# What to spend leaf tickets on?



## Imnotcrazyhopefully (Dec 6, 2017)

Ok so I?m pretty far in the game and I?ve currently bought K.K. Slider?s chair, Tom Nook?s chair, and all the extra crafting spaces. What else should I spend my leaf tickets on? I don?t really want to use them just to speed things up or craft items without enough matieruals, so is there anything else to spend them on? I?m not quite sure what to do with mine.


----------



## lPeachy (Dec 6, 2017)

I've recently been putting them towards extra inventory space, it's 20 tickets for 5 extra spaces on top of whatever you already have.
They also get used on the occasional specialty pot of honey or fishing net(the 15 ticket ones for specific bug/fish types)
And with my extra invo space it makes using those much easier/fruitful~!


----------



## tolisamarie (Dec 6, 2017)

I spent 400 tickets to increase storage capacity from 150 to 250 (max) and it's made the game much easier to play.

I also bought the 2 crafting spaces and spent 40 tickets to buy 4 extra market boxes.

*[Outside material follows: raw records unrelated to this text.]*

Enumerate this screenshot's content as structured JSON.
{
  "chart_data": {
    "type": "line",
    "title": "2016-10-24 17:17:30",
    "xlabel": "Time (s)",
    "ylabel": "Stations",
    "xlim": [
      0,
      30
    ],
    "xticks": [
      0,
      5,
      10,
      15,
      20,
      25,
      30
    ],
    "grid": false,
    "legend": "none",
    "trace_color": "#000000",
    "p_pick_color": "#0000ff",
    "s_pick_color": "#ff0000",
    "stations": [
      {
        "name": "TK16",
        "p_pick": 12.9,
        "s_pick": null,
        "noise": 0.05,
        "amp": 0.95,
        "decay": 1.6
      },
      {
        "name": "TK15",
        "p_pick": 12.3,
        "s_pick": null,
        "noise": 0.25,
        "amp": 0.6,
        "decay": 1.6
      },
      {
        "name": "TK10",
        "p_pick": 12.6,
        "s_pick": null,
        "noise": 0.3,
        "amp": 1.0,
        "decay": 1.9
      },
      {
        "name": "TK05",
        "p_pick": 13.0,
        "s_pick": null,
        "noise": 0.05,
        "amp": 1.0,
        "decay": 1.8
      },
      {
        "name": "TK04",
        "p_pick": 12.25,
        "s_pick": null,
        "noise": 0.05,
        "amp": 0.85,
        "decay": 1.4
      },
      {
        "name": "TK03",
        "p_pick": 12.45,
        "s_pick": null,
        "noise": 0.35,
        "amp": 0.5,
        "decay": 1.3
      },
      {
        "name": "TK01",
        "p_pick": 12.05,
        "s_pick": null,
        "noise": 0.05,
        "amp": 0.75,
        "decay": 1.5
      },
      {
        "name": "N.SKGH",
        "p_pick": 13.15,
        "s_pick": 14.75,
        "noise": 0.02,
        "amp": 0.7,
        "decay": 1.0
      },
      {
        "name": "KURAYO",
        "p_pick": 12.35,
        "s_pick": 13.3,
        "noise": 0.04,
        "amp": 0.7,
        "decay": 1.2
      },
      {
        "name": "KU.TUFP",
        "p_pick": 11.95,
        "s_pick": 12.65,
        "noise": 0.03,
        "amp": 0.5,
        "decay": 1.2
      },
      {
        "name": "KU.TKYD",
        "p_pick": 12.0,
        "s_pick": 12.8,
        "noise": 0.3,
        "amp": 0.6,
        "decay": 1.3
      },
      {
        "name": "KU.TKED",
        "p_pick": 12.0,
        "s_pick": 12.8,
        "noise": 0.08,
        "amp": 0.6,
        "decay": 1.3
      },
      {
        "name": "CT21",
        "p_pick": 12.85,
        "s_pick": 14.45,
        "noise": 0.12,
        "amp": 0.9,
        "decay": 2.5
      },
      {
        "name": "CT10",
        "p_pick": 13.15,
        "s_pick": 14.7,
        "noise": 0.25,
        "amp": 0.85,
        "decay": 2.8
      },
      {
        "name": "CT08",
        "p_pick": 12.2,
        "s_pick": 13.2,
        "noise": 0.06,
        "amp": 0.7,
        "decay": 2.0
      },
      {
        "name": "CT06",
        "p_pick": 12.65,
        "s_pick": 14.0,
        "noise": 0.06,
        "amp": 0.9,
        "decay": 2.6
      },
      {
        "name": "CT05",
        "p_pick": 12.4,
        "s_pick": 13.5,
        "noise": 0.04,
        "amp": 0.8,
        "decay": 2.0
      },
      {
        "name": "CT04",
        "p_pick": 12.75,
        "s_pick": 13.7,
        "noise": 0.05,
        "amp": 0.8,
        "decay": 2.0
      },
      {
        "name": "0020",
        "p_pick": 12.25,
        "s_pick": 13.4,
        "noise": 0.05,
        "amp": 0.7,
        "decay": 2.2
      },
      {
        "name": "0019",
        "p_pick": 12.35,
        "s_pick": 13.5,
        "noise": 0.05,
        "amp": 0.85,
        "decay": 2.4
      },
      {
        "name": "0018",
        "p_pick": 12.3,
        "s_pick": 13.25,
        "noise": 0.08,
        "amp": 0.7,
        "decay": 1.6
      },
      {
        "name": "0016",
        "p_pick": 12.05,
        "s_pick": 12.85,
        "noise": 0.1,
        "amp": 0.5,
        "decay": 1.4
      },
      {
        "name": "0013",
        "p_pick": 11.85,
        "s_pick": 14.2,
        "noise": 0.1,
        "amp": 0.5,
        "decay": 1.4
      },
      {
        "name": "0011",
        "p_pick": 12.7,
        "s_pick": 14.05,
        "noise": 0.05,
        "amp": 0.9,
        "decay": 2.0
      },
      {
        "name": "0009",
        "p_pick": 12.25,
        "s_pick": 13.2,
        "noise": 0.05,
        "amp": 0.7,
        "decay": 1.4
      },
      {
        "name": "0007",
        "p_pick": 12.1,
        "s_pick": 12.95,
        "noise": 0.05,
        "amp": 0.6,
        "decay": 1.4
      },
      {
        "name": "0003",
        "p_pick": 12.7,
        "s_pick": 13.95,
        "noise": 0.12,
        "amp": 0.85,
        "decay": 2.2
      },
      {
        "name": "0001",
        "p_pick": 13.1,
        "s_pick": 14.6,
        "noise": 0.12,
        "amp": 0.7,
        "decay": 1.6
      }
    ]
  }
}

So that's 600 tickets total. I have almost 500 tickets saved up now, but  I don't want the chairs so I'm saving them for future content.


----------



## Bcat (Dec 6, 2017)

Save em up for potential new content!


----------



## quicktails (Dec 6, 2017)

Inventory space was the most worth it for me, though market slots are nice too.


----------



## noctibloom (Dec 7, 2017)

I'm currently saving my tickets for future content, though if I get super impatient when it comes to getting Marshal into my camp, I may ending spending a few tickets there. So far, that hasn't happened though. I do want to upgrade my inventory space at some point, but I'm not in much of a hurry.


----------



## WynterFrost (Dec 7, 2017)

I use my tickets in the  mine if it's a resource that I really need (which is usually essence)


----------



## deSPIRIA (Dec 7, 2017)

save, but if you're desperate for bugs/fish spend some on fish nets or honey.


----------



## Stitched (Dec 7, 2017)

I use mine for fishing nets and honey when i don't feel like waiting for things to spawn or looking through market boxes. I also used them to get all the crafting spots. Didn't get KK or Tom. I'll also use them if i'm short on some materials for an item.


----------



## jenikinz (Dec 7, 2017)

I spent most of mine on crafting things because I didn't have enough supplies, and I have all the craft spaces open.  I may spend the rest on storage, but I have a good system now where I keep just enough of each item to get me through one round of doing favors for all the animals then I build it all back up once all those favors are done for the next round of favors.


----------



## Foreversacredx (Dec 8, 2017)

I used mine on the Tom Nook and K.K. Slider because I'm hoping to get a full catalogue and K.K. sits in my campsite next to my bonfire. I also used some for a crafting space, I'm also thinking of increasing my inventory though but it's expensive.


----------



## Nightstar (Dec 8, 2017)

I bought both the extra crafting spaces and I've gone to Shovelstrike Quarry a couple times. I have over 400 now, even after that spending, and haven't spent a single cent of IRL money on it.


----------



## Katelyn (Dec 8, 2017)

I bought K.K. and Tom Nook, the three crafting spaces and I've fully upgraded my storage. Next are the marketplace boxes


----------



## ChocoMagii (Dec 10, 2017)

Extra crafting space, storage and sometimes bugs because I'm lazy or impatient. Although I'm trying my best to save it for limited items. 


TBT Username: ChocoMagii
In-game name: Bec
Friend ID: 1396 4354 134


----------



## Alienfish (Dec 10, 2017)

I mostly do on villager-specific items that requires ridiculous amount of resources lol


----------



## Cheshire (Dec 10, 2017)

I spend mine on the quarry when there’s essence and I’ve already entered with the help of my friends on the same day. Tier 3 amenity essence requirements are a nightmare (50 each), and buying missing essences while crafting costs a whopping 20 tickets per essence - so 20 tickets for the quarry entry (which usually nets you between 5 to 10 essences) isn’t that bad.


----------



## KaydeeKrunk (Dec 10, 2017)

I finally spent some of mine on the cute hippy exterior for my RV, I just think it matches the whole natural aesthetic I eventually want so I am going with it!


----------



## jenikinz (Dec 10, 2017)

I caved and spent mine to complete furniture to get a cotton giving animal in my camp because I only have one right now, and I NEED more cotton.  I also gave myself more storage space.  Time to build them back up.


----------



## Vala (Dec 10, 2017)

Bought the K.K Slider and Nook specials and spent the rest on inventory and trading slots with them being the most important for me with me being a trader. How you use them depends on your playstyle I would say.


----------